A crowded room. Many faces. Many dreams. Even more pain. The sense of loneliness settled in quickly. I knew everyone, their smiles were nice. But for some reason, the feeling of abandonment couldn't be shaken. Feeling lonely in a crowded room.
For someone like me, an extrovert, being alone takes a huge toll on how exhausted I get at the end of the day. Even still having done no hard physical labor, I feel tired, drained, almost unenthused about life. The emotional battle that goes on in the mind tends to exhaust almost as bad as the physical one. It's been a rough couple of weeks, and that's the least I could say.
Why am I alone you might ask. No one's fault like mine own.
I chose man's opinion of me and of my life, over my own, and most importantly over the One whose breath I breathe.
Now I am stuck. Suffering the unending emotional fight between fighting for the slightest bit of attention, and just remaining the unnoticed "crumb on the floor."
Or maybe this is all just a big batch of self-pity, with a sprinkle of confusion, and a whole bunch of bitterness all mixed together.
I hate it. I hate being alone so much.
The constant process of convincing my brain that "alone time is needed" (not this fricken much).
One question wins the battle, though - Who are you?
I've lost myself in the midst of trying to please everyone around me. They've put out...

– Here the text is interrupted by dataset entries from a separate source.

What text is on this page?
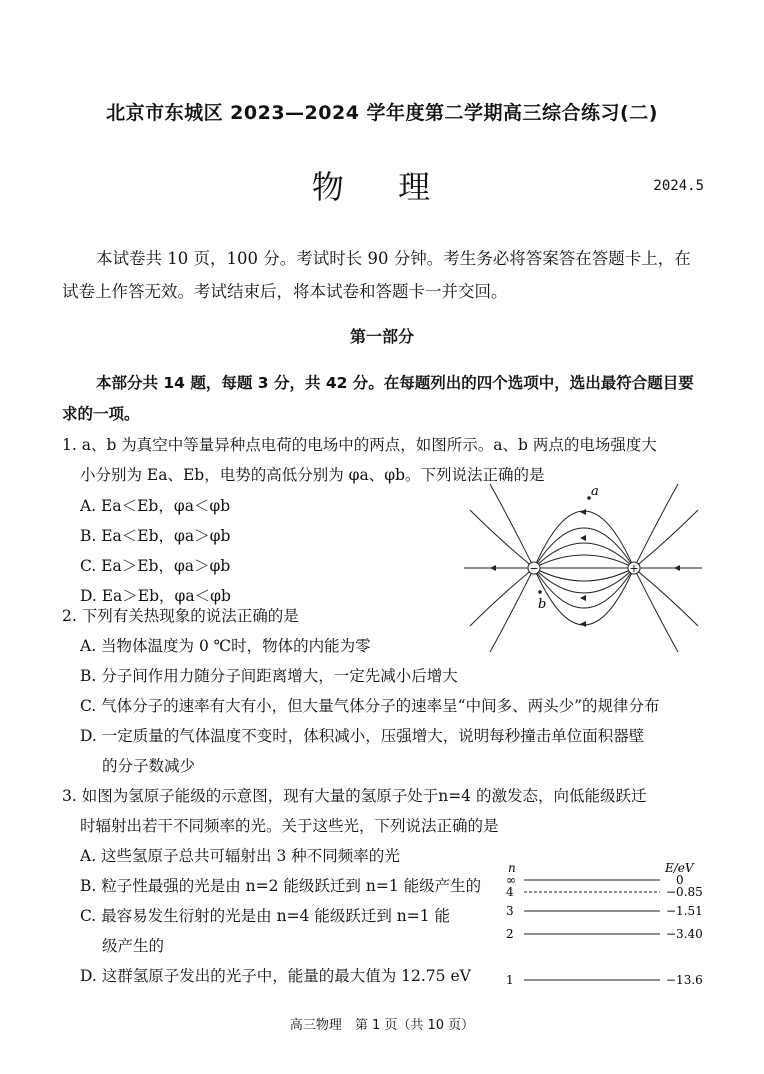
北京市东城区 2023—2024 学年度第二学期高三综合练习(二)
物 理	2024.5
本试卷共 10 页，100 分。考试时长 90 分钟。考生务必将答案答在答题卡上，在试卷上作答无效。考试结束后，将本试卷和答题卡一并交回。
第一部分
本部分共 14 题，每题 3 分，共 42 分。在每题列出的四个选项中，选出最符合题目要求的一项。
1. a、b 为真空中等量异种点电荷的电场中的两点，如图所示。a、b 两点的电场强度大
小分别为 Ea、Eb，电势的高低分别为 φa、φb。下列说法正确的是
A. Ea＜Eb，φa＜φb
B. Ea＜Eb，φa＞φb
C. Ea＞Eb，φa＞φb
D. Ea＞Eb，φa＜φb
−	+
a
b
2. 下列有关热现象的说法正确的是
A. 当物体温度为 0 ℃时，物体的内能为零
B. 分子间作用力随分子间距离增大，一定先减小后增大
C. 气体分子的速率有大有小，但大量气体分子的速率呈“中间多、两头少”的规律分布
D. 一定质量的气体温度不变时，体积减小，压强增大，说明每秒撞击单位面积器壁
的分子数减少
3. 如图为氢原子能级的示意图，现有大量的氢原子处于n=4 的激发态，向低能级跃迁
时辐射出若干不同频率的光。关于这些光，下列说法正确的是
A. 这些氢原子总共可辐射出 3 种不同频率的光
B. 粒子性最强的光是由 n=2 能级跃迁到 n=1 能级产生的
C. 最容易发生衍射的光是由 n=4 能级跃迁到 n=1 能
级产生的
D. 这群氢原子发出的光子中，能量的最大值为 12.75 eV
n	E/eV
∞	0
4	−0.85
3	−1.51
2	−3.40
1	−13.6
高三物理　第 1 页（共 10 页）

No - I've put out the bright flame that used to shine and glow. Now leaving merely a thread of smoke, clogging the air, and intoxicating what once was so fresh.
The process of rediscovering myself. In it a complex mystery which I choose to trust the Greatest One above.
Treading through this season of loneliness, I know that I'm not completely alone. I know that the most important One, the One that makes life matter, surrounds me, encompasses me. I drown in His everlasting love, mercy, and grace on a daily basis. And the days that I take my loneliness personal, are the days that I go without noticing all the amazingness He has done for me and brought me through, and look to people to satisfy me.
He said,
"But seek first the kingdom of God and his righteousness, and all these things will be added to you." Matthew 6:33
I wondered what I had done that I am so alone right now. Then it hit me...I was getting exactly what I was looking at. I was looking for approval from other people. I was trying to find fulfillment in them, knowing all too well that they would disappoint. A spin. A twirl. A nice whisper in my ear. I was sold to what they had told. Trusting man's words is like trusting a soap bubble. The soap bubble pops and then there is no evidence to its existence. Same with man's words, they say one thing today and do a completely different thing tomorrow. Having discovered this cherished truth, I realize that when I search out My Father's face, when I look to him for completion the rest will follow. We usually look at this verse as getting materialistic things, but in saying "... ALL these things..." Jesus, knowing all too well, friendships and people are needed THINGS in this life as much as anything else. Refocused and in understanding, my endeavors of seeking out His will and what is deeper then this world don't stop. Yup! That's my case here!
So, my long journey continues with new wisdom in its wake!